The public cannot expect justice from a judiciary routinely accused of failing to perform its functions impartially

by Editorial

Farooq Naeem—AFP

Never before has the Supreme Court of Pakistan been perceived as blatantly prejudiced in favor of a political party as it is today, seemingly divided between a section—led by Chief Justice Umar Ata Bandial—supporting the Pakistan Tehreek-e-Insaf (PTI) and another defying him. However, while the scale of the partisanship is new, this is hardly the first time a government has faced off against the judiciary. In 1997, a mob led by lawmakers of the Pakistan Muslim League (Nawaz) attacked the Supreme Court building during contempt proceedings against then-prime minister Nawaz Sharif; in 2012, then-premier Yousaf Raza Gilani was disqualified for refusing to reopen corruption cases against then-president Asif Ali Zardari. Even the current favor for Imran Khan recalls the rulings of former CJP Saqib Nisar, who by all accounts continues to support the PTI chief from the sidelines.

The current conflict between Supreme Court judges doubtlessly influences the adjudication process, with commentary increasingly focused on the make-up of benches hearing political cases. Of particular note is the sidelining of Justice Qazi Faez Isa, who is set to replace CJP Bandial as the top judge upon the latter’s retirement on Sept. 16, 2023, and is not in the good books of Khan. Perhaps recognizing the impact of the perceived internal rift, both Bandial and Isa undertook a “photo op” last week of working together to plant a tree at the SC. Justice Isa also issued a statement denying internal rifts, stressing he fully respected the CJP. Alas, this has done little to reverse the public’s opinion, with members of the ruling alliance maintaining the courts are granting “undue favor” to Khan, especially when contrasted with rulings issued against his political rivals.
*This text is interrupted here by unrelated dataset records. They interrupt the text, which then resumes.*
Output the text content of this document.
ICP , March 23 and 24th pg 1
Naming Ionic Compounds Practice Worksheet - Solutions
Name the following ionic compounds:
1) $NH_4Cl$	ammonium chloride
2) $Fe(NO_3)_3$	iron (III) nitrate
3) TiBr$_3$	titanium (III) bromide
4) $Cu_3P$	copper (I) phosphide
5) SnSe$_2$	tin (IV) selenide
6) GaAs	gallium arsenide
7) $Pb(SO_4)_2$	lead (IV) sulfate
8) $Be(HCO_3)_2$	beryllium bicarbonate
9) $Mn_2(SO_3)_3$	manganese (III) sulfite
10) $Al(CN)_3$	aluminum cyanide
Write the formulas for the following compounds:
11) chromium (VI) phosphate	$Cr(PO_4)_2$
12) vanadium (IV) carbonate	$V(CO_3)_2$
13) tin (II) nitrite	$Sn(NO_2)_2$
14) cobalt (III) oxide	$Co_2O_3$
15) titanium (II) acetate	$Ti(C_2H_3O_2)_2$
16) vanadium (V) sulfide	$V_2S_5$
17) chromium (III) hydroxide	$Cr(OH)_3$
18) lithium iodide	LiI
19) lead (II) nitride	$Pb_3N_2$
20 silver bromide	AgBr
As the government nears the end of its constitutional term and the country gears up for elections, the question of an “impartial” judiciary and polling exercise will become ever more critical. If it has any hope of overcoming prevailing crises, Pakistan must attain “normalcy.” Achieving this will require all pillars of the state—military, judiciary, parliament—to work together for rule of law and without any perceived bias. Whether or not this is achievable will determine the fate of the millions of Pakistanis struggling under rampant inflation and resurgent terrorism.